Earlier this week, the Historic Brass Conference presented a virtual conference that was organized by Sandy Coffin, an American trumpeter and copyeditor, getting her doctorate in Scotland. The theme was “Pond Life: Crosscurrents over the Atlantic.” Over three days there were 21 presentations, a keynote address, a memorial session, an award ceremony, and a live performance.
Sandy Coffin hosted the Zoom conference on her computer while streaming the pre-recorded presentation videos. Although I am now the Vice President/President-elect of the HBS, my job was pretty easy. I watched all the presentations on Zoom and followed the chats. I was a “moderator,” along with two others–Joanna Hersey, the HBS Secretary, and professor of tuba at University of North Carolina at Pembroke, and John Wallace, professor emeritus at the Royal Conservatoire of Scotland and a great trumpet/cornet player.
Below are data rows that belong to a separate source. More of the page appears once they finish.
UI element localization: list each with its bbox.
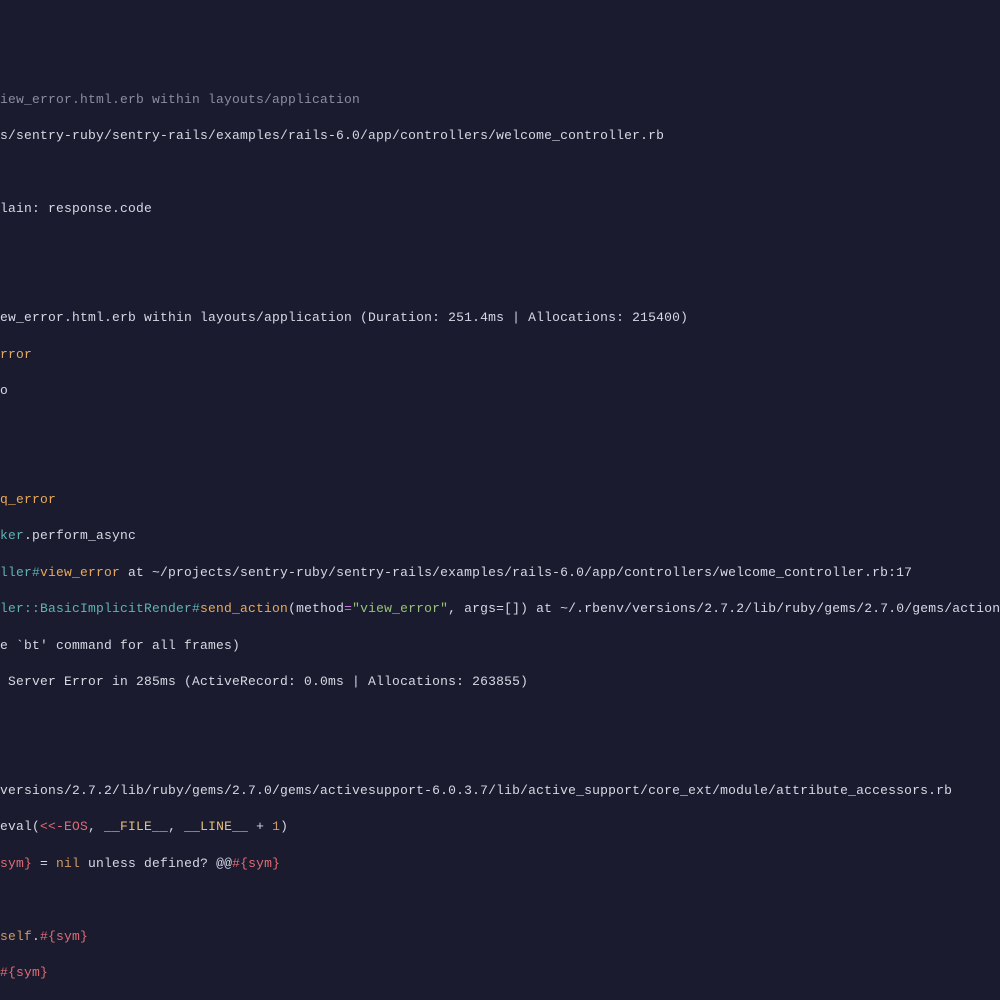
log-line: rror — [0, 346, 1000, 364]
stacktrace-line: ler::BasicImplicitRender#send_action(met… — [0, 600, 1000, 618]
magic-constant: __LINE__ — [184, 819, 248, 834]
interpolation: sym} — [0, 856, 32, 871]
class-name: ller# — [0, 565, 40, 580]
blank-line — [0, 236, 1000, 254]
blank-line — [0, 709, 1000, 727]
stacktrace-line: ller#view_error at ~/projects/sentry-rub… — [0, 564, 1000, 582]
text: ( — [288, 601, 296, 616]
keyword: self — [0, 929, 32, 944]
magic-constant: __FILE__ — [104, 819, 168, 834]
text: . — [32, 929, 40, 944]
log-line: versions/2.7.2/lib/ruby/gems/2.7.0/gems/… — [0, 782, 1000, 800]
text: , — [168, 819, 184, 834]
method-name: view_error — [40, 565, 120, 580]
log-line: ker.perform_async — [0, 527, 1000, 545]
text: .perform_async — [24, 528, 136, 543]
text: o — [0, 383, 8, 398]
param-name: method — [296, 601, 344, 616]
log-line: ew_error.html.erb within layouts/applica… — [0, 309, 1000, 327]
blank-line — [0, 746, 1000, 764]
log-line: Server Error in 285ms (ActiveRecord: 0.0… — [0, 673, 1000, 691]
text: , — [448, 601, 464, 616]
method-name: send_action — [200, 601, 288, 616]
text: Server Error in 285ms (ActiveRecord: 0.0… — [0, 674, 528, 689]
text: = — [32, 856, 56, 871]
text: ) — [280, 819, 288, 834]
code-line: #{sym} — [0, 964, 1000, 982]
code-line: sym} = nil unless defined? @@#{sym} — [0, 855, 1000, 873]
terminal-output: iew_error.html.erb within layouts/applic… — [0, 73, 1000, 1000]
text: =[]) at ~/.rbenv/versions/2.7.2/lib/ruby… — [496, 601, 1000, 616]
text: = — [344, 601, 352, 616]
param-name: args — [464, 601, 496, 616]
blank-line — [0, 891, 1000, 909]
text: versions/2.7.2/lib/ruby/gems/2.7.0/gems/… — [0, 783, 952, 798]
keyword: nil — [56, 856, 80, 871]
text: rror — [0, 347, 32, 362]
blank-line — [0, 455, 1000, 473]
text: s/sentry-ruby/sentry-rails/examples/rail… — [0, 128, 664, 143]
text: iew_error.html.erb within layouts/applic… — [0, 92, 360, 107]
log-line: o — [0, 382, 1000, 400]
interpolation: #{sym} — [232, 856, 280, 871]
text: unless defined? @@ — [80, 856, 232, 871]
text: lain: response.code — [0, 201, 152, 216]
interpolation: #{sym} — [0, 965, 48, 980]
number-literal: 1 — [272, 819, 280, 834]
text: ew_error.html.erb within layouts/applica… — [0, 310, 688, 325]
log-line: iew_error.html.erb within layouts/applic… — [0, 91, 1000, 109]
log-line: lain: response.code — [0, 200, 1000, 218]
blank-line — [0, 273, 1000, 291]
text: + — [248, 819, 272, 834]
blank-line — [0, 164, 1000, 182]
class-name: ker — [0, 528, 24, 543]
text: eval( — [0, 819, 40, 834]
interpolation: #{sym} — [40, 929, 88, 944]
log-line: q_error — [0, 491, 1000, 509]
code-line: eval(<<-EOS, __FILE__, __LINE__ + 1) — [0, 818, 1000, 836]
blank-line — [0, 418, 1000, 436]
text: at ~/projects/sentry-ruby/sentry-rails/e… — [120, 565, 912, 580]
string-literal: "view_error" — [352, 601, 448, 616]
text: e `bt' command for all frames) — [0, 638, 240, 653]
code-line: self.#{sym} — [0, 928, 1000, 946]
text: , — [88, 819, 104, 834]
class-name: ler::BasicImplicitRender# — [0, 601, 200, 616]
heredoc: <<-EOS — [40, 819, 88, 834]
log-line: e `bt' command for all frames) — [0, 637, 1000, 655]
log-line: s/sentry-ruby/sentry-rails/examples/rail… — [0, 127, 1000, 145]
Most presentations lasted about 20 minutes with about 10 minutes of live discussion with the presenter. I would be “spotlighted” with the person who just presented, and I would ask questions that came up in the chat from the viewers. If there were no questions, then I would pose a question of my own. This was a little daunting, because I almost always needed to fill in some time with a question of my own, but I enjoyed the the “hands on” experience of watching the presentations and coming up with good questions.
For this conference, thanks go to: Sandy Coffin, John Wallace, Clair Tomalin (video editing), Sarah Deters at St Cecilia’s Hall for donating the space an ad coordinating everything on site, and the New York State Council on the Arts (funding support), Bryan Proksch for website posting, HBS President Jeff Nussbaum and Bradley Strauchen.
Here are some of my favorite highlights from the conference:
- Learning about the significant contributions to horn playing over the last three hundred years by people of color
- How the horn of Mozart’s horn soloist, Josef Leutgeb, probably sounded (focused and articulate)
- I learned what the alto, tenor and bass versions of the cornet sound like, and that a cornet quartet is probably the most beautiful and homogenous-sounding brass groups
- I learned that there were hundreds of pieces (especially waltzes) written specifically for keyed trumpet.
- That the natural baroque trumpet can correct intonation in other historically-possible ways than lip-bending by use of a slide, mutes, hand-stopping
- That historic brass instruments can improvise and jam spontaneously (the HBS now has a jazz theme song, by the way)
- How significant British jazz was during the 20th century
- Several digital (and non-digital) places to look for historic literature
- How Herbert Barr and George Eskdale became the two pillars of British orchestral trumpet schools (and how the brass band tradition became an important contribution to the style)
- How the traditional Swedish cornets look (rotary instruments with very little bell flare) and sound (gorgeously mellow). Bonus: the A-flat piccolo Swedish cornet is the most beautiful-sounding piccolo brass instrument ever
- I learned that J.F. Bellon wrote the first brass quintets from 1848-50 and that A. Mimart’s quintets was right behind
- That New Zealand composer, Douglas Lilburn wrote an amazing brass quartet in 1957 (specifying C trumpet, not B-flat!)